App deadlocks at launch when a Qwen3.5 GGUF is selected (bundled llama.framework hangs in ggml_metal_rsets_init)

# App deadlocks at launch when a Qwen3.5 GGUF is selected (bundled llama.framework hangs in `ggml_metal_rsets_init`)

## Summary
On a fresh launch with `cotabbySelectedModelFilename = Qwen3.5-2B-Q4_K_M.gguf`, Cotabby's main thread deadlocks before the menu bar icon is created. No suggestions ever appear.
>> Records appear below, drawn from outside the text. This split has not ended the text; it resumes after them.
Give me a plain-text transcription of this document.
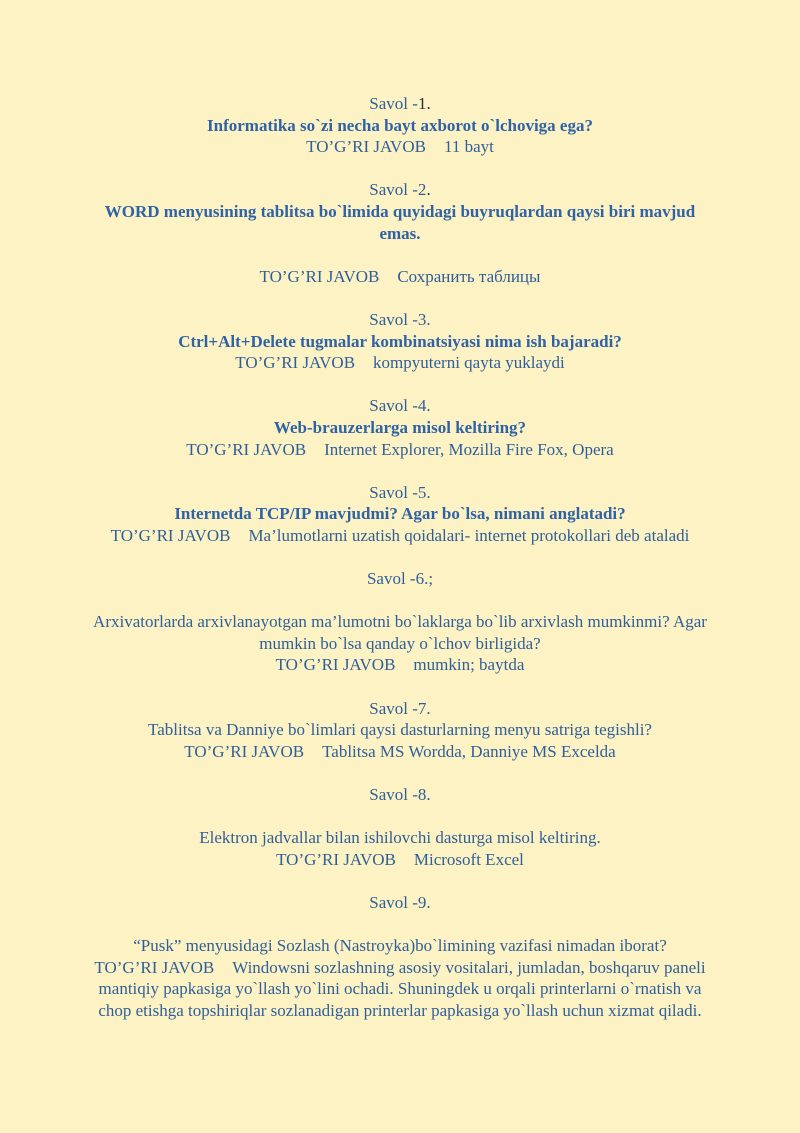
Savol -1.
Informatika so`zi necha bayt axborot o`lchoviga ega?
TO’G’RI JAVOB 11 bayt
Savol -2.
WORD menyusining tablitsa bo`limida quyidagi buyruqlardan qaysi biri mavjud emas.
TO’G’RI JAVOB Сохранить таблицы
Savol -3.
Ctrl+Alt+Delete tugmalar kombinatsiyasi nima ish bajaradi?
TO’G’RI JAVOB kompyuterni qayta yuklaydi
Savol -4.
Web-brauzerlarga misol keltiring?
TO’G’RI JAVOB Internet Explorer, Mozilla Fire Fox, Opera
Savol -5.
Internetda TCP/IP mavjudmi? Agar bo`lsa, nimani anglatadi?
TO’G’RI JAVOB Ma’lumotlarni uzatish qoidalari- internet protokollari deb ataladi
Savol -6.;
Arxivatorlarda arxivlanayotgan ma’lumotni bo`laklarga bo`lib arxivlash mumkinmi? Agar mumkin bo`lsa qanday o`lchov birligida?
TO’G’RI JAVOB mumkin; baytda
Savol -7.
Tablitsa va Danniye bo`limlari qaysi dasturlarning menyu satriga tegishli?
TO’G’RI JAVOB Tablitsa MS Wordda, Danniye MS Excelda
Savol -8.
Elektron jadvallar bilan ishilovchi dasturga misol keltiring.
TO’G’RI JAVOB Microsoft Excel
Savol -9.
“Pusk” menyusidagi Sozlash (Nastroyka)bo`limining vazifasi nimadan iborat?
TO’G’RI JAVOB Windowsni sozlashning asosiy vositalari, jumladan, boshqaruv paneli mantiqiy papkasiga yo`llash yo`lini ochadi. Shuningdek u orqali printerlarni o`rnatish va chop etishga topshiriqlar sozlanadigan printerlar papkasiga yo`llash uchun xizmat qiladi.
With the model unselected (or the file moved aside), Cotabby launches normally — so the hang is triggered by the bundled `llama.framework` trying to load this specific model.

Same GGUF loads in ~2 seconds on the same machine using standalone `llama.cpp` (Homebrew build `9310 (e2ef8fe42)`) and LM Studio's bundled `llama-server` (`v2.16.0`), Metal enabled in both. So the model file is fine — the bug is in Cotabby's bundled llama build.

## Environment
- Cotabby **0.1.1-beta** (build 30), bundle id `com.jacobfu.tabby`
- macOS **26.4.1** (25E253), Apple Silicon (M4), 16 GB
- Bundled `llama.framework/Versions/A/llama` is 9.7 MB, fat (x86_64 + arm64). Only version string I can find in the binary is `b8635075f` — please confirm which upstream commit this maps to.
- Engine: `llamaOpenSource`

## Model
- Repo: [lmstudio-community/Qwen3.5-2B-GGUF](https://huggingface.co/lmstudio-community/Qwen3.5-2B-GGUF)
- File: `Qwen3.5-2B-Q4_K_M.gguf` (1.27 GB)
- GGUF v3, `general.architecture = qwen35`, 320 tensors, `qwen35.context_length = 262144`
- The bundled `llama` binary already contains `qwen35.cpp` symbols, so model-arch dispatch isn't the blocker.

## Reproduction
1. Place `Qwen3.5-2B-Q4_K_M.gguf` in the Cotabby model folder.
2. Open Cotabby → settings → Engine: Open Source, pick that model.
3. Quit Cotabby. Relaunch.
4. Menu bar icon never appears; app sits at ~248 MB RSS with all dispatch queues blocked.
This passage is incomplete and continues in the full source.